Das Problem hierbei: Von der Geschichte ist nach zwei Stadtzerstörungen (1689 und 1945) optisch nicht viel übriggeblieben. Viele der stummen Zeitzeugen liegen aber auch unter der Erde vergraben und werden hin und wieder bei Bauarbeiten der Vergessenheit entrissen. Insofern ist es nicht verwunderlich, dass man bei Arbeiten am Remeyerhof auf einen Friedhof stieß, genauer gesagt, man stieß auf Gräber des Friedhofs St. Stephan. Bereits im Vorfeld hatte die Untere Denkmalschutzbehörde der Stadt den Bauherrn darauf hingewiesen, dass bei den geplanten Arbeiten archäologische Funde zu erwarten seien. So kam es dann auch. Bei Bodenarbeiten stieß die zuständige Baufirma auf den Friedhof St. Stephan, auch bekannt als „Pestfriedhof“. Angelegt wurde er wahrscheinlich aber schon im 4. Jahrhundert, also viele Jahrzehnte vor der großen Pestepidemie, die 1666/1667 Worms heimsuchte und die mehr als 1.000 Todesopfer forderte. Schriftlich erwähnt wurde der Friedhof erstmals im 12. Jahrhundert. Forschungsgeschichtlich sind viele Fragen offen. Welche Bevölkerungsgruppen zu welchen Zeiten auf welche Art und Weise dort bestattet wurden und ob es sich dabei tatsächlich um Pestopfer handelte. Auch über das Aussehen und die bauliche Gestaltung des Friedhofs ist aufgrund von vorhandenen Schuellriftquellen, alten Plänen und historischen Ansichten nur wenig bekannt. Bei den dreimonatigen Ausgrabungen im Remeyerhof legte man 20 Sarkophage frei, fand zahlreiche andere Grablegen, sowie wild durcheinander liegende Knochenreste und Beigaben. In einem Grab eines vermutlich jungen Mannes entdeckte man Speerspitzen, die darauf hindeuten, dass er etwa im frühen 7. Jahrhundert ein Jäger war. Dr. Marion Witteyer, Leiterin Landesarchäologie Mainz, erklärte bei einem Pressetermin vor Ort, dass man die Gegenstände zur weiteren wissenschaftlichen Untersuchung nach Mainz überführen werde und fügte hinzu, dass es wahrscheinlich Jahre dauere, bis man nähere Ergebnisse hat.
Wie viele Jahre vergehen können, zeigte die Präsentation römischer Artefakte Mitte September im Haus am Dom. Diese hat man in der Baugrube für das Haus am Dom 2015 in der Erde entdeckt und anschließend in Mainz ausgiebig untersucht. Landesarchäologin Dr. Marion Witteyer übergab einen Weihestein, eine Weihefigur und einen Krug nun an Dompropst Tobias Schäfer. Die Fundstücke aus römischer Zeit wurden restauriert und werden im Foyer des Hauses am Dom eine Heimat finden, wo sie von Interessierten unter die Lupe genommen werden können. Dort befinden sie sich in einer guten Umgebung, denn dort ist auch die frühchristliche Taufpiscina beheimatet, die man bei denselben Ausgrabungen freilegte. Die drei Relikte stammen wiederum aus dem 1. bis 2. Jahrhundret und haben unterschiedliche Bedeutungen. Der Weihestein wurde wahrscheinlich von dem Römer Lucius Vibulus in einem Tempel niedergelegt, um Gott Mercur zu ehren.
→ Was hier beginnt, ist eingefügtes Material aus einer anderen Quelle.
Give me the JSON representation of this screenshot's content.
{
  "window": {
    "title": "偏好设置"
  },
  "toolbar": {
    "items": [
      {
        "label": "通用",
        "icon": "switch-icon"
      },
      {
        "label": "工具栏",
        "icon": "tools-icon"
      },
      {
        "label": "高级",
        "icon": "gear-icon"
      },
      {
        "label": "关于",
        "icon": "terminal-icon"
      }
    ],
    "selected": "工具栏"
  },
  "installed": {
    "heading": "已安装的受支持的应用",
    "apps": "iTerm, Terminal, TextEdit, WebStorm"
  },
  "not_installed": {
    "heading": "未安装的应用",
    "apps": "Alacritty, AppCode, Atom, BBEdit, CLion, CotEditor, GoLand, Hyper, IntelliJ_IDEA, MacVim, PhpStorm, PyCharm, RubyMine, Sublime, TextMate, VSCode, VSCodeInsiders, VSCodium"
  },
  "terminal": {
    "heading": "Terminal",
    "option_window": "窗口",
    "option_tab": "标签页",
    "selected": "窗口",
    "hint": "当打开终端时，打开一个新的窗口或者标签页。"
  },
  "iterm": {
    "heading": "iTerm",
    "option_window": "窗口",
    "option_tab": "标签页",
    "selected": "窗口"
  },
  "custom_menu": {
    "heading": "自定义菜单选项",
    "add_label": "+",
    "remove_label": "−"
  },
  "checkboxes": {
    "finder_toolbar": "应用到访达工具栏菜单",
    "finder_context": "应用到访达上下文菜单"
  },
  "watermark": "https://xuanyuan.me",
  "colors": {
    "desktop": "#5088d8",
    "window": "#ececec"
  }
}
Tatsächlich befand sich an dem Ort, an dem heute der Dom erhaben steht, eine römische Tempelanlage sowie eine Markbasilika. Die Weihefigur war wiederum ein Massenprodukt ihrer Zeit, das man günstig erwerben konnte. Heute hat es einen historischen Wert, den man in Zahlen nur schwer messen kann. Das gilt auch für den sehr gut erhaltenen Krug, der das historische Trio komplettiert. Besichtigt werden können die Zeitzeugen zu den Öffnungszeiten des Haus am Dom.
24 Stunden lang an sieben Tagen kann man sich dagegen an der neu eingerichteten Medienstation direkt neben dem Haupteingang auf der Südseite des Dom über geschichtliche Hintergründe informieren. Auf dem Touchscreen Bildschirm dieses unscheinbaren Kastens können sich Besucher durch die Ereignisse in und um Worms von 1250 bis 1750 klicken. Die Medienstation ist Teil der Landesausstellung „Die Kaiser und die Säulen ihrer Macht“ in Mainz, an der sich Worms als sogenannter Korrespondenzort beteiligt. Im Gegensatz zur Ausstellung, die zeitlich begrenzt ist, wird die Station allerdings Worms erhalten bleiben. Die Umsetzung des Projektes erfolgte durch den Wormser Künstler Eichfelder und kostete 35.000 Euro.